Alan Cochrane seems to have rather a lot of nagging questions and doubts about this new-fangled "independence-lite" concept. I really wouldn't want his nights to become tormented over this, so I feel it's my duty to help set his mind at rest...
"The stuff they’re advocating is the same old warmed over nonsense that they continually fall back on whenever they’re faced with the certainty that, their stupendous Holyrood election result notwithstanding, hardly anyone in Scotland supports their core objective of separation."
"Hardly anyone" seems to refer to the trifling 38% of the electorate a recent ComRes poll found to be in favour of independence. Even the last YouGov survey put the figure at 29%.
"The idea that Mr Salmond and his team no longer wish for Scotland to take its “rightful place” – their words, not mine – among the community of nations at the UN and EU is nonsense."
Glad you've noticed. They've only made that clear about 798 times over the last ten days.
"but how could these international bodies accept not one but two states from these islands as full members?"
They already do, Alan. Those states are commonly known as the "United Kingdom" and the "Republic of Ireland". Easy mistake to make, though - the latter country has been relatively low-profile (at least for Telegraph readers) over the years, but now the British monarch has graced it with her presence it may finally enjoy a brief moment in the sun.
"And if Scotland wasn’t admitted to the United Nations or European Union, what kind of independence would that be?"
See above. Although I would have thought a rabid Eurosceptic like Alan ought to be insisting (like the troll over at Stuart Dickson's blog) that Scotland could only really be independent if it doesn't join the EU.
"How could we share defence policy, when an SNP run Scotland would ban the use of Faslane as home to Britain’s nuclear deterrent and would object to Scottish troops being used in conflicts of which Mr Salmond disapproved; never forget his “unpardonable folly” jibe about the West’s offensive against Serbia in Bosnia (sic)?"
Which, I would have thought, also begs the question of how Britain and France's defence capabilities could become as intertwined and mutually dependent as they just have when the two countries were at loggerheads over the war in Iraq - a more recent conflict than Kosovo, in case Alan hasn't noticed. Answer : when it's in the overwhelming strategic and economic interests of two countries for such pooling of resources to take place, it's likely to happen.
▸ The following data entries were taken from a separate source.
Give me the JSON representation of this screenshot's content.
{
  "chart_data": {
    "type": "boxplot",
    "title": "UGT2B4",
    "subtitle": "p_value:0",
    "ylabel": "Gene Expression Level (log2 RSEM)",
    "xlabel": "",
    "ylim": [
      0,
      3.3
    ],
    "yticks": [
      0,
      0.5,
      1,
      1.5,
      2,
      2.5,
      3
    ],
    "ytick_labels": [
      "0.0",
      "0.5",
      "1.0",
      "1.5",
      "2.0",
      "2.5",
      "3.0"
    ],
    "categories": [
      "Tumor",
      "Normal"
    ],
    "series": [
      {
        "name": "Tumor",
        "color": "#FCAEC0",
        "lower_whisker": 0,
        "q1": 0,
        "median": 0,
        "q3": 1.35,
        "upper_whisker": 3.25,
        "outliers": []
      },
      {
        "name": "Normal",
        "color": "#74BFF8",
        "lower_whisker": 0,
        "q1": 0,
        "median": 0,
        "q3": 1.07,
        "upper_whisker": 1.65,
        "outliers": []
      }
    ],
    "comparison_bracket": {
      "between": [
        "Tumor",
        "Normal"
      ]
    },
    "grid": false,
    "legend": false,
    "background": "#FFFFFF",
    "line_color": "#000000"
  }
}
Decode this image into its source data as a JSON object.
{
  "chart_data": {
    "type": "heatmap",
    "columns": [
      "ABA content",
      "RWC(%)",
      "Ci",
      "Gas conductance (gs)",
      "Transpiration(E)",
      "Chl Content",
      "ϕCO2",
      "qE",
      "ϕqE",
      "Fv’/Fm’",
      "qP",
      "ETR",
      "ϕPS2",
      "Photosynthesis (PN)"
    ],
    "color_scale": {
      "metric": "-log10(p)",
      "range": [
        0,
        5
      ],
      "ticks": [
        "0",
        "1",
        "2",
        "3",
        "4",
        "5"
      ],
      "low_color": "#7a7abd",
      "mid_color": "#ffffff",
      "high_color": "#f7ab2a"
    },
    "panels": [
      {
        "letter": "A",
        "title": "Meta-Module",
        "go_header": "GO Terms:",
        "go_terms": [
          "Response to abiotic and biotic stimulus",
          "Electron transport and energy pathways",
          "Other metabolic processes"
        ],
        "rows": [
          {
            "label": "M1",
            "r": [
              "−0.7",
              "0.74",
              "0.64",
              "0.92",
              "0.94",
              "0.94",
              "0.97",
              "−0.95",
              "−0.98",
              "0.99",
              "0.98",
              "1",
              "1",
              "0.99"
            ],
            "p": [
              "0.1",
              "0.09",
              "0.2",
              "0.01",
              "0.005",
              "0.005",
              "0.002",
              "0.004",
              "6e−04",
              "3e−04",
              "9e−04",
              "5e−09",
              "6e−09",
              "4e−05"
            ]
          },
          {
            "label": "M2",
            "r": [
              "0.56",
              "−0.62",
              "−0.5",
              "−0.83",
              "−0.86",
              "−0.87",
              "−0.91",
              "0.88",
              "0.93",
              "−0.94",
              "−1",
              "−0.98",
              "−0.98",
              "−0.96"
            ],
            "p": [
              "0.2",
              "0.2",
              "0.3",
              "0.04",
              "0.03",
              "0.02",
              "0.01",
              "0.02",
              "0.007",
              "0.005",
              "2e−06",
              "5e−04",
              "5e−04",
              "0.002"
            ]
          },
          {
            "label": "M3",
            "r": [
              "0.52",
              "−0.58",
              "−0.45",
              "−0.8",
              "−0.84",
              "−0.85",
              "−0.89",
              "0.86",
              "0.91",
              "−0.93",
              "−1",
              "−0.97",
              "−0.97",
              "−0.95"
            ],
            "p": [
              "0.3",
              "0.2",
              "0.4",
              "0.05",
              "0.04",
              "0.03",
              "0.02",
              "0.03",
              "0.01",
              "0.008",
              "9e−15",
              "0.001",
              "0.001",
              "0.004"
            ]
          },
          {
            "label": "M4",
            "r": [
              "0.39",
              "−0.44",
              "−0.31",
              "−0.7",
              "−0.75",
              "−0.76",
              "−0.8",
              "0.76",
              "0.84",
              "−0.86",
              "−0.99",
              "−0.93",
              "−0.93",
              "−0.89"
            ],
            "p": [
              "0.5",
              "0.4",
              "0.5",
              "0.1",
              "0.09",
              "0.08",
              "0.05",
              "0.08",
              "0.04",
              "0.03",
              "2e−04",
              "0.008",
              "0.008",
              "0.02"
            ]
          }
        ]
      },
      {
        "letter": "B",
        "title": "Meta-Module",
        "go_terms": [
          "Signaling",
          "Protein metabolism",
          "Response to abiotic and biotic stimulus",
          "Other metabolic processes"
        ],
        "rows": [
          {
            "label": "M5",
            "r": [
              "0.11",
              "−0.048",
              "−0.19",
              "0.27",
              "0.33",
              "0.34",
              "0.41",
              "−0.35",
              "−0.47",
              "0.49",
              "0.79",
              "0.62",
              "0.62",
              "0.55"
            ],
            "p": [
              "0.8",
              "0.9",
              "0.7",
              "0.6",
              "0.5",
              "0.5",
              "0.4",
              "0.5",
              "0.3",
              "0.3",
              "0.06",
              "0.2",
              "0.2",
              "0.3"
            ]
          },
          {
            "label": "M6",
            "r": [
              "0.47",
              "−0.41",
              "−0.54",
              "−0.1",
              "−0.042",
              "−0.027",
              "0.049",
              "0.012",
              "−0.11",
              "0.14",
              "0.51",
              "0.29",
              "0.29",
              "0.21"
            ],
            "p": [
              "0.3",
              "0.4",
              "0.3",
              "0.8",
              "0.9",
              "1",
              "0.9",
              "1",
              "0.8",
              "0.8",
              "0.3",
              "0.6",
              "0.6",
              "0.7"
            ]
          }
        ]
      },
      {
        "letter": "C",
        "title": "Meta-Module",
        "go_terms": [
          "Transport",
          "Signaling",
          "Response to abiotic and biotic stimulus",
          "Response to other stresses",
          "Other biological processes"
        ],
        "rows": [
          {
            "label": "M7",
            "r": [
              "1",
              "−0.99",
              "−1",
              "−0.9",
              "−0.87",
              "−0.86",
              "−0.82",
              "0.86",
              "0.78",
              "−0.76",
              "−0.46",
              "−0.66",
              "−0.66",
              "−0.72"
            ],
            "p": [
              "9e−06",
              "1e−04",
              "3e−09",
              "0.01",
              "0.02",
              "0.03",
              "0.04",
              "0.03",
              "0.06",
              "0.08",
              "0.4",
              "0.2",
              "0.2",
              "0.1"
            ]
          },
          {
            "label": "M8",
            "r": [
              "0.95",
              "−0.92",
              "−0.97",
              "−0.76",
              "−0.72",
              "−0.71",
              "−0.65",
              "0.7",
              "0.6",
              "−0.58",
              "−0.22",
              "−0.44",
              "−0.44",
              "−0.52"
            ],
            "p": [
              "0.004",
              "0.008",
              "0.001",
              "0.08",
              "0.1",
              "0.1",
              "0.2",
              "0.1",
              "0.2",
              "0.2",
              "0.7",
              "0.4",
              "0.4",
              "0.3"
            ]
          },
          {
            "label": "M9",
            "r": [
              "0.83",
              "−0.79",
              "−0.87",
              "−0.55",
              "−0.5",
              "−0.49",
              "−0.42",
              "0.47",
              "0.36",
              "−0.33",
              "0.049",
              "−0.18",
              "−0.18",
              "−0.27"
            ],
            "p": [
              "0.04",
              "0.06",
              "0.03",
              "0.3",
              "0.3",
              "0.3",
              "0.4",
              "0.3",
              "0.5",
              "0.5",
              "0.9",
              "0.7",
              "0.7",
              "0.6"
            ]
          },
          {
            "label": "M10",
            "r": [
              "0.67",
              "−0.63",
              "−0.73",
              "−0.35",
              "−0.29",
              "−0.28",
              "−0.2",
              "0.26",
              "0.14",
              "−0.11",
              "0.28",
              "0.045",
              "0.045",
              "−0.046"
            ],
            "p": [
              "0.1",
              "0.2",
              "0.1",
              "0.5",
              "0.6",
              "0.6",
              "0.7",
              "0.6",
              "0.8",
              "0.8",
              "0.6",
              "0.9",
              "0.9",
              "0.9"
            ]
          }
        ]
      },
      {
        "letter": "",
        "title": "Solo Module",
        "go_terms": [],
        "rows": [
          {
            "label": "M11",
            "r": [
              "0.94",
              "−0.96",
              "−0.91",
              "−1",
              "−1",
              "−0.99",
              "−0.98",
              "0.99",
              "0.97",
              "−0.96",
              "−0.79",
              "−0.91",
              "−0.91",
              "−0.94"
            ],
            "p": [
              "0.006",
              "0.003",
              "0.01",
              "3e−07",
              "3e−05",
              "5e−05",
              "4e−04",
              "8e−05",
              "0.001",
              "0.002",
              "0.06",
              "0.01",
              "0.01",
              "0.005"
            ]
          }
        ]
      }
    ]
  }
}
It doesn't preclude either side from opting out of a piece of reckless and unlawful adventurism.
"Perhaps above all, how could an independent Scotland share macro-economic policy with England, presumably eschewing the euro and continuing with sterling? That way Scotland would be bound still to ‘English’ interest rate policy. What’s independent about that?"
Again, I'll have to direct Alan's attention towards that obscure entity known as the "Republic of Ireland". The Irish retained sterling for five decades after independence - I doubt, in any case, that Scotland will be breaking their record.
"this latest flurry is merely the latest bid by the Nats not to frighten the horses and part of their incremental tactics to get what they want – which is "a completely separate state outside the United Kingdom". I was roundly criticised by Mr Salmond when this newspaper tested that precise formula in an opinion poll a few years ago. He accused me of using negative – that word again – concepts to attack his plans."
Ah, so it was your idea to turn YouGov into a laughing-stock by insisting on such an absurdly biased and emotionally-laden wording, Alan? That explains a lot. I trust in that case you'd have no difficulty accepting the findings of any SNP-commissioned poll that innocently asked the electorate if they want Scotland to be "a normal independent country with normal powers".
"With constitutional experts, such as Vernon Bogdanor...pouring buckets of cold water of these latest Nat ideas, it really is time for so-called Unionists to see what the SNP is up to."
Vernon Bogdanor is a likeable guy who added much-needed gravitas to the BBC's election night coverage last year, but he's an avowed unionist and an utter dinosaur on the question of British sovereignty. Hardly the most objective authority to pray in aid.
"As far all those Nat activists are concerned, I have only this to say: If this new policy really is Salmond-approved, did you work your guts out in that election to remain part of the hated British state?"
An academic question. But by that logic, "Nat activists" shouldn't have bust a gut campaigning for a devolved parliament within the British state in the 1997 referendum. No, that never got us anywhere, did it Alan?